OTTAWA (Reuters) - Canadian businesses saw less pressure on production capacity in the fourth quarter and were concerned about demand over the next year, according to a Bank of Canada survey released on Monday that provided more reasons for the bank to delay an interest rate increase.
Still, in the central bank’s winter business outlook survey, conducted in November and December, companies were more upbeat about sales and investments than they were in the previous quarter’s survey, even though fears about the U.S. fiscal cliff were intensifying when the fourth-quarter survey was taken.
They attributed the more optimistic outlook to new strategies they were adopting to remain competitive in a challenging environment rather than to a strong economy or expansion plans, the bank said.
“Overall, uncertainty continued to temper expectations for business activity,” the bank said in a summary of the survey’s findings.
Canada long ago rebounded from a 2008-09 recession and recovered all the jobs lost during the downturn. The economic expansion hit a bump in the second half of last year.

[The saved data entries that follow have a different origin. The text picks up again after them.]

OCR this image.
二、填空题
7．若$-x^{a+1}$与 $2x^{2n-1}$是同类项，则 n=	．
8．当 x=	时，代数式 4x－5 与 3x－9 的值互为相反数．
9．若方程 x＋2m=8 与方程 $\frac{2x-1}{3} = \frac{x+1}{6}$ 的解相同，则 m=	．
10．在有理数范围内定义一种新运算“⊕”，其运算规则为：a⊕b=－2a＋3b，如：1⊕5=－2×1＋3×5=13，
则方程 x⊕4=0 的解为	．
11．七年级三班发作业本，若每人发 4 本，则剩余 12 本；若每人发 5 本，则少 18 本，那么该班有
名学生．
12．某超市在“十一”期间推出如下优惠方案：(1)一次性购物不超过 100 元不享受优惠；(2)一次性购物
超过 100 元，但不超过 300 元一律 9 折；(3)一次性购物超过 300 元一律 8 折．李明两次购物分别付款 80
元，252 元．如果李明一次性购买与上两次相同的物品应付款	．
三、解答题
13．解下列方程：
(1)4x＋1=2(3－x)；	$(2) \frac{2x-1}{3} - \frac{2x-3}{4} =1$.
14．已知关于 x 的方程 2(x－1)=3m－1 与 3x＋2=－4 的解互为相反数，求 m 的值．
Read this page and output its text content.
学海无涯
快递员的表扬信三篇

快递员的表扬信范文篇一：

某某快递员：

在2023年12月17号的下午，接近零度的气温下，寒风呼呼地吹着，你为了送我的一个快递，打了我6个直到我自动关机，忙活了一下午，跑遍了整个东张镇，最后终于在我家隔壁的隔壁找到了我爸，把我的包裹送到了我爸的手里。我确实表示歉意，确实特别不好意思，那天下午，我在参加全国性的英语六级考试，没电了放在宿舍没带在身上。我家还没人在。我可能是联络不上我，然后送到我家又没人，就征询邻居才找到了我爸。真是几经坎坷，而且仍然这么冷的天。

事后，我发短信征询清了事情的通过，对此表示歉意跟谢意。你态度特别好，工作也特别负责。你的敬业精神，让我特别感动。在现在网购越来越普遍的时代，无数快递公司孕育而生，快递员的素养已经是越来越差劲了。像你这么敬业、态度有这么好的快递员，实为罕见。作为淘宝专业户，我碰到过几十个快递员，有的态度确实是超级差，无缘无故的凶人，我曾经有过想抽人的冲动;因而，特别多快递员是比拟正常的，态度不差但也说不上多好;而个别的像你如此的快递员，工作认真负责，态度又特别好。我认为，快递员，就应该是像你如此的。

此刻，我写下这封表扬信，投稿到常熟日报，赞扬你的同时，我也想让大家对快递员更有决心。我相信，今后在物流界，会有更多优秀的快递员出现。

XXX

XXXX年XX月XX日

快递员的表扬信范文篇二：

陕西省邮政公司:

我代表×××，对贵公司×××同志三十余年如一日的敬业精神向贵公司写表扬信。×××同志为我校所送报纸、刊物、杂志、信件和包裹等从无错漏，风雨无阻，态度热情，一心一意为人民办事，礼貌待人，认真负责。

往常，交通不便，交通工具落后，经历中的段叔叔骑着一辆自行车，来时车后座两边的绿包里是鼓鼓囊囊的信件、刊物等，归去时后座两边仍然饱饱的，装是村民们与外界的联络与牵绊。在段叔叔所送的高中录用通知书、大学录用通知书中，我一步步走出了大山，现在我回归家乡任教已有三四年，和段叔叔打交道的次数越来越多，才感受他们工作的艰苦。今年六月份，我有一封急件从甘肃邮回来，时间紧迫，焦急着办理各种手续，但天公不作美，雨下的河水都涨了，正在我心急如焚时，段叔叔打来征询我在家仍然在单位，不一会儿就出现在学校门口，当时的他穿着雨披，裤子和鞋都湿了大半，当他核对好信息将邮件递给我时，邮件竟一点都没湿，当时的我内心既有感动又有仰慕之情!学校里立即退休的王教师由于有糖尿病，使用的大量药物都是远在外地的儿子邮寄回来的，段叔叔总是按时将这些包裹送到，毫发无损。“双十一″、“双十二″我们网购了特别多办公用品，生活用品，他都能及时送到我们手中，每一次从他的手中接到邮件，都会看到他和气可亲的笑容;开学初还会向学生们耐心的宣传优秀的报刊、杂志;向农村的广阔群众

Signs of greater slack in the economy along with tame inflation suggest the Bank of Canada will be in no rush to raise its benchmark interest rate, currently at 1.0 percent, even though it has been signaling intentions to raise the rate for several months.
Market players unanimously expect it to keep the rate on hold on its next decision date on January 23. They forecast the next rate move will come either later this year or in 2014.
The bank said “considerably fewer” companies reported they would have difficulty meeting a sudden increase in demand, with the portion reporting “some” or “significant” difficulty dropping to 34 percent in the fourth quarter from 47 percent in the third.
Only a quarter of those surveyed reported labor shortages, down from 33 percent in the previous survey.
“Better growth and unchanged hiring expectations are positive, but the key here is that fewer firms are flagging capacity pressures which backs up our view that Canada’s output gap is growing, not shrinking, and is larger than the BoC has been projecting,” Derek Holt and Dov Zigler, economists at Scotia Capital, said in a note to clients.
The vast majority of companies expected Canada’s inflation rate to stay well within the Bank of Canada’s target range of between 1 to 3 percent, with over half expecting it to stay at the lower end of that range.
Companies linked to the oil patch or other commodities were generally more comfortable in their sales outlook than those in the hard-hit manufacturing sector, according to the poll. Manufacturers reported higher-than-desired inventories and many said they were pursuing new opportunities or adopting strategies to maintain market share.
As for plans to boost investments in machinery and investment, the focus was not on new projects but on “ways to use existing capital more intensively or to become more competitive,” the bank said.